The Garagiste origins began toward the end of the 20th century, most notably in the late 1990’s when a famous wine critic rated a Garagiste wine, the 1995 Chateau Valandraud, higher than the most expensive and sought-after Bordeaux wine, Chateau Petrus.

This momentous event changed some of the landscape of winemaking in Bordeaux, and soon, many Garagiste want-to-be’s were doing their garage winemaking.

I witnessed this disdain between the two camps first hand, all the way back to 2001, where I was leading a tour group on a tasting through the Bordeaux appellation of Saint-Emilion. We stopped at Chateau Teyssier for a tasting, hosted by owner/British implant John Maltrose. 

While sampling his excellent wines, he explained to us how and why he broke with long-established local winemaking techniques. First, he was an outsider, and wasn’t subjected to generational teachings of winemaking in Saint-Emilion. And second, he wanted to make a bigger style of wine with more wood influences.

This didn’t go over too well with the locals, and he and his wife were seemingly socially isolated. John said while all the children play together, the other vintners won’t talk to him because he breaks the mold of what their image of Saint-Emilion wines are supposed to be. Over a decade later, some of John’s neighbors have softened their stance, while others are still mired in tradition and resentment.

Throughout the course of a couple decades or so, the excitement and exposure of these wines have brought on would-be Garagiste whose products have been less than superior, while still commanding higher prices. This has had a negative impact on the Garagiste image, and has had some wine journalists and critics proclaiming Garagiste as a fad or cult rage, and is losing steam in the market.

Many of the unsuccessful Garagiste projects have been weeded out, and the truly great ones have continued on. In reality, all wines of quality and value will make the rise steadily and assuredly.
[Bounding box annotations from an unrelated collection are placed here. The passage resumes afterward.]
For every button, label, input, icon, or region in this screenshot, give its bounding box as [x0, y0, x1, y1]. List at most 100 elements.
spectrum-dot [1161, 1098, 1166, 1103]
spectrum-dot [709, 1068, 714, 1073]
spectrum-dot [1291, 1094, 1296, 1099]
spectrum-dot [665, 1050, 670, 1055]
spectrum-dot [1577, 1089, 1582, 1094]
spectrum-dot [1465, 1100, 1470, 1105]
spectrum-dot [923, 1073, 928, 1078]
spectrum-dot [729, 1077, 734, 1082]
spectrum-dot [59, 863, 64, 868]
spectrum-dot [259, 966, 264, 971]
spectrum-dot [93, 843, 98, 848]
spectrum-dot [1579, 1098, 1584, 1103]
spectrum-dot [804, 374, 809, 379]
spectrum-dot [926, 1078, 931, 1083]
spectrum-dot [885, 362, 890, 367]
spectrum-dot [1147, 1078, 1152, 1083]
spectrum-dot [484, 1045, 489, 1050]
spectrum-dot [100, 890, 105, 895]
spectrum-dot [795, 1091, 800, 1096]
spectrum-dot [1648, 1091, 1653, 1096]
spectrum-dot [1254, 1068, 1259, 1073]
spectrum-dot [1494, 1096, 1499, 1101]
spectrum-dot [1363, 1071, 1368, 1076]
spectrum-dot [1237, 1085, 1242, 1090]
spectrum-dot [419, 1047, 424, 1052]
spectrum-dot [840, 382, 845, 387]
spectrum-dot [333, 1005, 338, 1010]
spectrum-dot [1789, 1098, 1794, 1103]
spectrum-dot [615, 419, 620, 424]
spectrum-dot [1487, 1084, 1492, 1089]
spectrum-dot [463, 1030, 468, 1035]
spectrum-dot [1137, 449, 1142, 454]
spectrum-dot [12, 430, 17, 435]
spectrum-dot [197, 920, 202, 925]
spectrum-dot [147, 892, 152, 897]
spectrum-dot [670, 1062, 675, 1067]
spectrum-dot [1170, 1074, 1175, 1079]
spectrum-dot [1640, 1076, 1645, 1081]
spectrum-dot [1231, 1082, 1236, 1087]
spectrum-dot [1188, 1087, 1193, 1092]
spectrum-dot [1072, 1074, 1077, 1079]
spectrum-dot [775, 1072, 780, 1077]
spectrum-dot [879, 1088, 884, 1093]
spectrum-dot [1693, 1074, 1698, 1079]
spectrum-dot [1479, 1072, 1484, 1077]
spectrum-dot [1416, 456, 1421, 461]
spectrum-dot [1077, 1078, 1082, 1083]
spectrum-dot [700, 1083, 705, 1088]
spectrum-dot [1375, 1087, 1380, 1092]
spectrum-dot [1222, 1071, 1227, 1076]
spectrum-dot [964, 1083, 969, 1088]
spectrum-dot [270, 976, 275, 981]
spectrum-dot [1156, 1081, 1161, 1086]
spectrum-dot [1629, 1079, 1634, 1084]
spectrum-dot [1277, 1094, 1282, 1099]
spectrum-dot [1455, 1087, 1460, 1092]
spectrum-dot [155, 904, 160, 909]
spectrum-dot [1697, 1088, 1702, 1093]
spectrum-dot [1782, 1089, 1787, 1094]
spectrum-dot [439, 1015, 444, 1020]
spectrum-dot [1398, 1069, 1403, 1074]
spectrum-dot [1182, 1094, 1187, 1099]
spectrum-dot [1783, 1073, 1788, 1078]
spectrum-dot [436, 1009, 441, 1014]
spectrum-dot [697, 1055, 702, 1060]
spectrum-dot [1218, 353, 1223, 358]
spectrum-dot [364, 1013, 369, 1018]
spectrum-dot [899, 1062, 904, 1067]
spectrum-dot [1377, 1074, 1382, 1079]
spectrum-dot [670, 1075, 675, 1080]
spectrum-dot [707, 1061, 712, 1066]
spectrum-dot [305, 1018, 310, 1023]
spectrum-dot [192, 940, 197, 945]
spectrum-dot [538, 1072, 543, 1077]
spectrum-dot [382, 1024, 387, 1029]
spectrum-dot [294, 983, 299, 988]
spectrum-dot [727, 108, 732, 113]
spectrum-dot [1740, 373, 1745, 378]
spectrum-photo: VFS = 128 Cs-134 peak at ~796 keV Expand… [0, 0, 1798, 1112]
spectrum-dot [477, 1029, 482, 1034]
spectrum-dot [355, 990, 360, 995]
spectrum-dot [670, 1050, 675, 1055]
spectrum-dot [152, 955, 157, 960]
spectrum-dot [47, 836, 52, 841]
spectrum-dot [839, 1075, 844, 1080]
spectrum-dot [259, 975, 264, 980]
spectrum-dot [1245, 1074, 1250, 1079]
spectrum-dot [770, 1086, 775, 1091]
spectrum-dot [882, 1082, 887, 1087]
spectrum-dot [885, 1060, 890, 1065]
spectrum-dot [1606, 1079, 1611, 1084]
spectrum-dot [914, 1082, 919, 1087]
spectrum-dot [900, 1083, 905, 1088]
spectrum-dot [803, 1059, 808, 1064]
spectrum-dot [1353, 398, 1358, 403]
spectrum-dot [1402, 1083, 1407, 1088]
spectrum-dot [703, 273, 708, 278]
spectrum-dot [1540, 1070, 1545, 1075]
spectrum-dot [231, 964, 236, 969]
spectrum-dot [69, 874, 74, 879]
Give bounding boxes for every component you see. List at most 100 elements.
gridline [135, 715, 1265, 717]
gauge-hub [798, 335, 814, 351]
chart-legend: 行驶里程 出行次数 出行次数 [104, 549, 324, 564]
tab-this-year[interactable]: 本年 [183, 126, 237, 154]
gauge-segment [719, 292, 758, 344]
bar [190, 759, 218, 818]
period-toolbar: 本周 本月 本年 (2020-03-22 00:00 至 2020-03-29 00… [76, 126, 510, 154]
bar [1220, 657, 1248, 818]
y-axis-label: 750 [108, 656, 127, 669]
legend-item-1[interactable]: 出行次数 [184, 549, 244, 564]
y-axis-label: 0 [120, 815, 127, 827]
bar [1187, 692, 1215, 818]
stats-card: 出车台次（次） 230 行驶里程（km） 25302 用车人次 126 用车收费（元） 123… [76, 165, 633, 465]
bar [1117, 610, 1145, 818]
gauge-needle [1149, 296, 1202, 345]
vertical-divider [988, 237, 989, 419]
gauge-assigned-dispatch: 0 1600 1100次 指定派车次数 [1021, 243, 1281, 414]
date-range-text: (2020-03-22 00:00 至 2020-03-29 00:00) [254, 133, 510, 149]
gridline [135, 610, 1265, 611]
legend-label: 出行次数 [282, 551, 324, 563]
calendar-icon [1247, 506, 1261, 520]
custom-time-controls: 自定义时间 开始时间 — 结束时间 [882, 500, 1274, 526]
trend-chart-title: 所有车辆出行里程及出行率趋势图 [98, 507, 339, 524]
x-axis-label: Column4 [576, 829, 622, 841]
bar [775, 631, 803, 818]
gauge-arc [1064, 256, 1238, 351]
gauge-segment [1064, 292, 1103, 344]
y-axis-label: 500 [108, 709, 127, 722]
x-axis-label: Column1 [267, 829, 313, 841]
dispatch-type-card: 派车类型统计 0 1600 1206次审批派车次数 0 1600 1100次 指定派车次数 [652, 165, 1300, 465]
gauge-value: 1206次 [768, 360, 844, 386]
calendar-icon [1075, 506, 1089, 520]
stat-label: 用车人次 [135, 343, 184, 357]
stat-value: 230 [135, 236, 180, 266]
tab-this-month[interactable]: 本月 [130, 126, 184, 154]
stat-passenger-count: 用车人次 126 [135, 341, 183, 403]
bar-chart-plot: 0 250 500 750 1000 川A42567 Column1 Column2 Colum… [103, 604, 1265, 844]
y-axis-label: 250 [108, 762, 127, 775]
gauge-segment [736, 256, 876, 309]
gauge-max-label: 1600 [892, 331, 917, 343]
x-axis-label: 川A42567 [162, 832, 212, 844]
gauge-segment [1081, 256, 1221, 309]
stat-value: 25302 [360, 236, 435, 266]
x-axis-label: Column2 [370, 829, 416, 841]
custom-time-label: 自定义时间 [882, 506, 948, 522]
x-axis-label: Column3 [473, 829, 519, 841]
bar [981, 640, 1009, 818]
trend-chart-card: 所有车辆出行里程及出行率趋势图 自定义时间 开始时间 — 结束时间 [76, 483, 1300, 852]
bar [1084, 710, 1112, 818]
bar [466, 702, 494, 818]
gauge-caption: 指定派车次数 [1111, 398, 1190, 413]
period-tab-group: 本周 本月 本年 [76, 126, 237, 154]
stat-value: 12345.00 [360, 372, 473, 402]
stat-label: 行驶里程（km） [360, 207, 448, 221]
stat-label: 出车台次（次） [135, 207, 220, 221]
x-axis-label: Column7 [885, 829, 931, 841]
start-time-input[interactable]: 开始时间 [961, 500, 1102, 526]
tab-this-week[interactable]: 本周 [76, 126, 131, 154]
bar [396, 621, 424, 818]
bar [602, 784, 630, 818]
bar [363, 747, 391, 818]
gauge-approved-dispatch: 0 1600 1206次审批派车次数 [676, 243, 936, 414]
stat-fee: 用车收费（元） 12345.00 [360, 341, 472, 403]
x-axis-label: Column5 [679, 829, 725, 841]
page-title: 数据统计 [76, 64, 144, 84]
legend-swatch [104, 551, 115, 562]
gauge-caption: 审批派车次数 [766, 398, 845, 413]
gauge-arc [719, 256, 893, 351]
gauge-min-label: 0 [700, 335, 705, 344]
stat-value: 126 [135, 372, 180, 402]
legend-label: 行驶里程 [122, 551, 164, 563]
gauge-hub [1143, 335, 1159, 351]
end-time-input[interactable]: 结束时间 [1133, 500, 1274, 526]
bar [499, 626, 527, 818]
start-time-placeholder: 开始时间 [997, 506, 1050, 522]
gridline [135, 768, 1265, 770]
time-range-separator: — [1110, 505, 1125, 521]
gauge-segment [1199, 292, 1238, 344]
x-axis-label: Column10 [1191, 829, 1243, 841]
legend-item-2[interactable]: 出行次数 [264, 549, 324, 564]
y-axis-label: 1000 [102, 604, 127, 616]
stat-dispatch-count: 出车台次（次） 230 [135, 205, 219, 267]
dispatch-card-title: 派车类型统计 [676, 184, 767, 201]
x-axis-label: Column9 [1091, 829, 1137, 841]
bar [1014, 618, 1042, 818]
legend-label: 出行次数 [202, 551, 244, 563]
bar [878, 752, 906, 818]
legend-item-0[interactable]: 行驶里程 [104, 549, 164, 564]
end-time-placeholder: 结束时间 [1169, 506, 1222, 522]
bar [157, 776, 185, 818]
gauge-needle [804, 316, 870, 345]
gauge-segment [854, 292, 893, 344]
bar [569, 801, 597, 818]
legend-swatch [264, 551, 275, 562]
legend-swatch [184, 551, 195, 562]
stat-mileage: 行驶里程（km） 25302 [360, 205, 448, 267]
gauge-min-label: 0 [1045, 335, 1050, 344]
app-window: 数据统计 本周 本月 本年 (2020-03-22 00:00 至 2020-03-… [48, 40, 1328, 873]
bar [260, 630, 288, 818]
In California, the term “Garagiste” is not so frowned-upon. In fact, being a rebel, a creator, a trailblazer, is basically the American way of life.  Larger, established wineries are just that, established, and don’t seem largely threatened. They too have recently blazed their own trails, and in the young, evolving world of wine in the United States, change happens every day. Innovations and discoveries are welcomed, as all producers of wine are always looking for ways to improve their products.

I recently attended The Garagiste Wine Festival in Solvang that was open to both the trade and the general public. This was no ordinary wine tasting. In attendance were over 60 small producers from Santa Barbara and nearby environs, each of whom produce somewhere between 25 to 1,000 cases of wine a year.

They were eagerly pouring their hearts into the glasses of over 250 curious, excited wine lovers, yours truly included. It was exciting to see the different ideas from these pioneers of my industry. Some wines were really exceptional, others less so. But I did not encounter a single wine I wouldn’t enjoy drinking at one time or another. I think that is really special, and a testament to the unspoken camaraderie fellow winemakers in the United States seem to enjoy.

It was a noted contrast to me to see many of these Garagiste producers slipping in between hand lugging cases of wine from the parking lot two hours before the event, and then later to be held in reverence by those tasting their wines. And then lugging their wines and presentation materials back to the parking lot on their own, an hour after the event.

Many of these people are struggling with finances at their early stages in a hopeful career, while others still hold on to their day jobs. Others are fully committed, and it’s a make-it-or-break-it attitude, all in or all out. Very brave!

It will be interesting to see what becomes of this group of innovators. Who are the ones who will “make it?” Who are the ones that will “make it big?” Time will tell. I know I will be doing business with a more than one California Garagiste in the near future.